Presuming addr is either an integer (variable or constant) with a value your implementation can safely convert to an int * (see below). 
Consider
volatile int a[4] = [ 1,2,3,4};
int i = a[3];
This is exactly the same, except for the explicit conversion integer to volatile int * (a pointer to ...). For the index operator, the name of the array decays to a pointer to the first element of a. This is volatile int * (type qualifiers in C apply to the elements of an array, never the array itself).
This is the same as the cast. Leaves 2 differences:
- The conversion integer to "pointer". This is implementation defined, thus if your compiler supports it correctly (it should document this), and the value is correct, it is fine. 

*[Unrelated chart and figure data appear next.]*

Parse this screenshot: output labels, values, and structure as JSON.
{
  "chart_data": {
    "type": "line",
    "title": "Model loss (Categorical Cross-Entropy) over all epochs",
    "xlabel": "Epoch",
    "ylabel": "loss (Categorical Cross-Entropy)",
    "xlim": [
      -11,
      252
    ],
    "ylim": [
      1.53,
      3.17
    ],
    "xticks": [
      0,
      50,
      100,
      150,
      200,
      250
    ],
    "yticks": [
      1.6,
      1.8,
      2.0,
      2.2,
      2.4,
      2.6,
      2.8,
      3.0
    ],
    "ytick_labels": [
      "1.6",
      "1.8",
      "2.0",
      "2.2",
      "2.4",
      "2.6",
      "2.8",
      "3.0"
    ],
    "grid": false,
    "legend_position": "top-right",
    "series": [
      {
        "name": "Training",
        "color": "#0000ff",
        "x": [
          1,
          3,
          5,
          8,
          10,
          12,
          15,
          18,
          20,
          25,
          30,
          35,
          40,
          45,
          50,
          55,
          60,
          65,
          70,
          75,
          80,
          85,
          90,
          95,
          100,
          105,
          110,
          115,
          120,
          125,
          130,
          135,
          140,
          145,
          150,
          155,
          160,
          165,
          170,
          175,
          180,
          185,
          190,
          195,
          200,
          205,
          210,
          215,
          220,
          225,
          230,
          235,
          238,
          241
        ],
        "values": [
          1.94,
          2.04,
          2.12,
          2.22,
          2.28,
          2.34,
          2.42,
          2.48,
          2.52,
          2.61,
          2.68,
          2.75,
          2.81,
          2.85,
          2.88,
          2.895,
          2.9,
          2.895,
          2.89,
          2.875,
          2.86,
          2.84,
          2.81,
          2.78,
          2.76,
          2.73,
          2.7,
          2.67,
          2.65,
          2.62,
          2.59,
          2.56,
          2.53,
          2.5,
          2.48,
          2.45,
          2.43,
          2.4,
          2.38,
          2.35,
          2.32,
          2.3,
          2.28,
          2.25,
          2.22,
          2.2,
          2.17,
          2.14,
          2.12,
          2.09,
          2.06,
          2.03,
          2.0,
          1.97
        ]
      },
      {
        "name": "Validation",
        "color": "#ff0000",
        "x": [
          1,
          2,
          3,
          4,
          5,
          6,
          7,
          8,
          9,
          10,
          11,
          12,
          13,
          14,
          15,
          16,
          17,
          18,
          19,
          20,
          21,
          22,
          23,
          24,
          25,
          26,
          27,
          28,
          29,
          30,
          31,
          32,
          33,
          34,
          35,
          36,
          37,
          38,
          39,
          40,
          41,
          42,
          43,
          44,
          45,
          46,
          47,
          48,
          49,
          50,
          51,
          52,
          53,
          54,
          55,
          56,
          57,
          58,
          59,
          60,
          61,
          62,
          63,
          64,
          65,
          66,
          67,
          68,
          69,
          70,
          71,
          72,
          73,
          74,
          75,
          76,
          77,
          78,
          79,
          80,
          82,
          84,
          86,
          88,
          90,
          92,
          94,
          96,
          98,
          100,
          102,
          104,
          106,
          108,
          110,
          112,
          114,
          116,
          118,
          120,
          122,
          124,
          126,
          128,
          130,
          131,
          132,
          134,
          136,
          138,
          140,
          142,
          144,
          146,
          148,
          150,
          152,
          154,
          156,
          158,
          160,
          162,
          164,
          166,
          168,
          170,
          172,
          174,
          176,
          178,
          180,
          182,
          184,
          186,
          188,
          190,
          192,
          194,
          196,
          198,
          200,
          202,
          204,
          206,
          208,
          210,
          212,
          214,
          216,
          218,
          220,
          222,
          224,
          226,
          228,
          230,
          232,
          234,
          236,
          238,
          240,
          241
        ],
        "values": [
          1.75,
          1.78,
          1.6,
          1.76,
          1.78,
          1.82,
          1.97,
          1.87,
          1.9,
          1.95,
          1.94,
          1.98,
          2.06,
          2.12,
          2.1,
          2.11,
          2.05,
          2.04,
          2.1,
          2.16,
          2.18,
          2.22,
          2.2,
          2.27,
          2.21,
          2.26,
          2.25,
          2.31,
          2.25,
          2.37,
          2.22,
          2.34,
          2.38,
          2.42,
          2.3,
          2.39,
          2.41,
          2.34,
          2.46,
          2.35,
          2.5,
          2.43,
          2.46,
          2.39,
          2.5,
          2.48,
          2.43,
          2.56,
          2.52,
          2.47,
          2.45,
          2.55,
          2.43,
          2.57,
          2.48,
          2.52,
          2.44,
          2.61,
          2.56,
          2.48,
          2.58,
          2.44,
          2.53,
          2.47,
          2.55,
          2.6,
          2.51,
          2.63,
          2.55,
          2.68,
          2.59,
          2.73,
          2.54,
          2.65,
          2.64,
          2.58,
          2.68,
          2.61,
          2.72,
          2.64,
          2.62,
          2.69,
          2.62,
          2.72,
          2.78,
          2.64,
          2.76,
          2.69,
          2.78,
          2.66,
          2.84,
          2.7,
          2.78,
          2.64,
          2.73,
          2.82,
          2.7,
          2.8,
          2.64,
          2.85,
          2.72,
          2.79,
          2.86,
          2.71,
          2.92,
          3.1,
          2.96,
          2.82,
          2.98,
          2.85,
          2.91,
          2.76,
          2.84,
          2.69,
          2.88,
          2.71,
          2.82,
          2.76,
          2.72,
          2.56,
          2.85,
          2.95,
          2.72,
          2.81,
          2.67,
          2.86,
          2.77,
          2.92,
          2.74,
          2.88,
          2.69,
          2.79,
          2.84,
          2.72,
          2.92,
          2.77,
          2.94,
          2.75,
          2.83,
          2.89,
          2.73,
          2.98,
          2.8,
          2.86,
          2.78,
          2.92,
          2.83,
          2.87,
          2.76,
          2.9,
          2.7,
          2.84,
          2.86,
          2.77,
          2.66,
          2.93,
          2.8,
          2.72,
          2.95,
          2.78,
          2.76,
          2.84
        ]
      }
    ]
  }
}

- Finally the access. The underlying object is not - volatile, but the pointer/resp. access. This actually is a defect in the standard (see DR476 which requires the object to be- volatile, not the access. This is in contrast to the documented intention (read the link) and C++ semantics (which should be identical). Luckily all(most all) implementations generate code as one would expect and perform the access as intended. Note this is a common ideom on embedded systems.
 
So if the prerequisites are fulfilled, the code is correct. But please see below for better(in terms of maintainability and safety) options.

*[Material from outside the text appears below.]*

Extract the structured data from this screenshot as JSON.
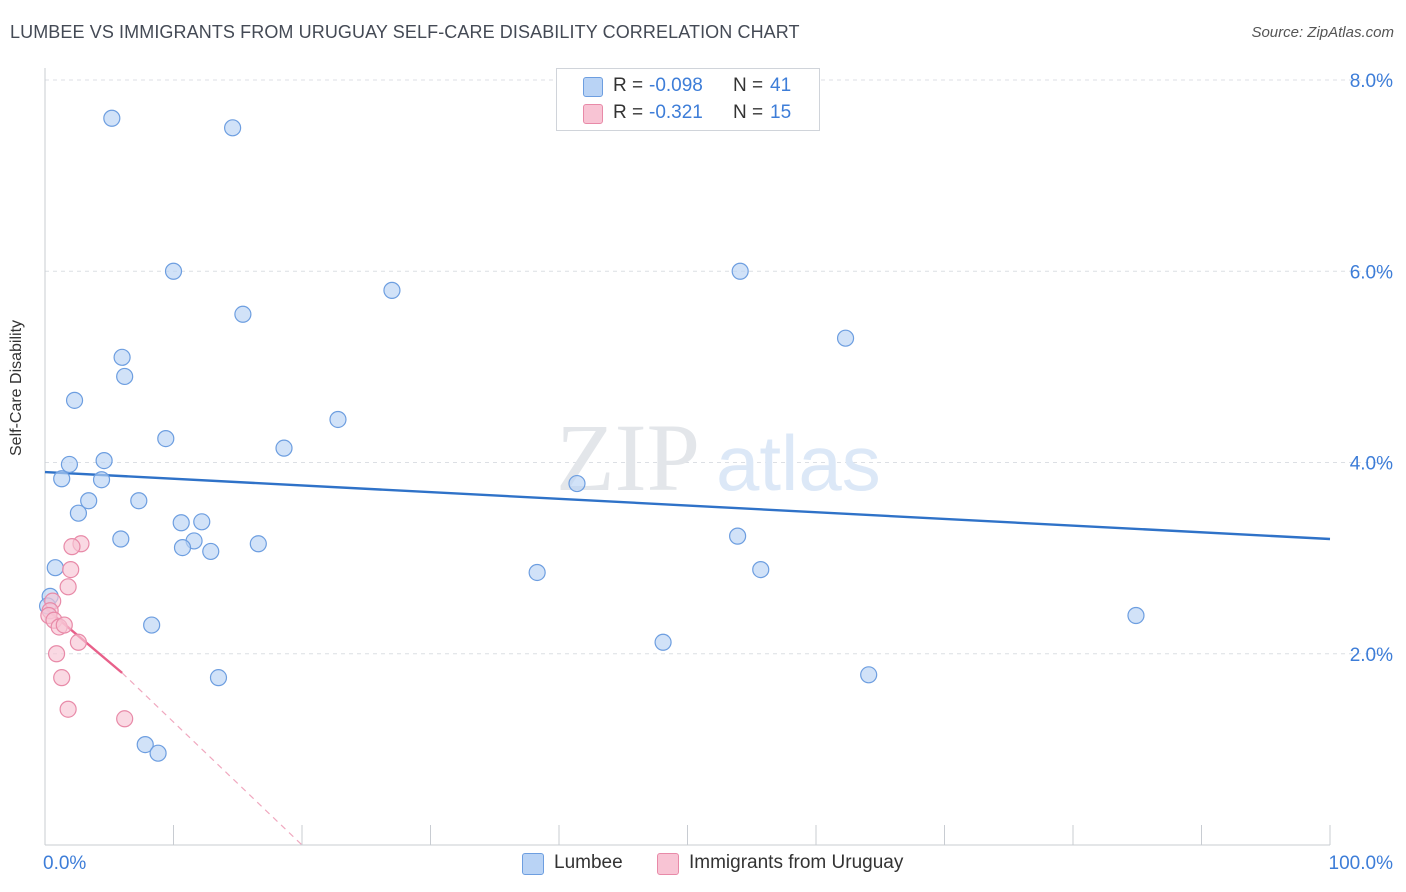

Notes: A better approach would be to
- use uintptr_tto guarantee the integer can hold a pointer, or - better -
- #define ARRAY_ADDR ((volatile int *)0x1000)
The latter avoids accidental modification to the integer and states the implications clear. It also can be used easier. It is a typical construct in low-level peripheral register definitions.
Re. your incrementing: addr is not a pointer! Thus you increment an integer, not a pointer. Left apart this is more to type than using a true pointer, it also is error-prone and obfuscates your code. If you need a pointer, use a pointer:
int *p = ARRAY_ADDR + 3;
As a personal note: Everybody passing such code (the one with the integer addr) in a company with at least some quality standards would have a very serious talk with her team leader.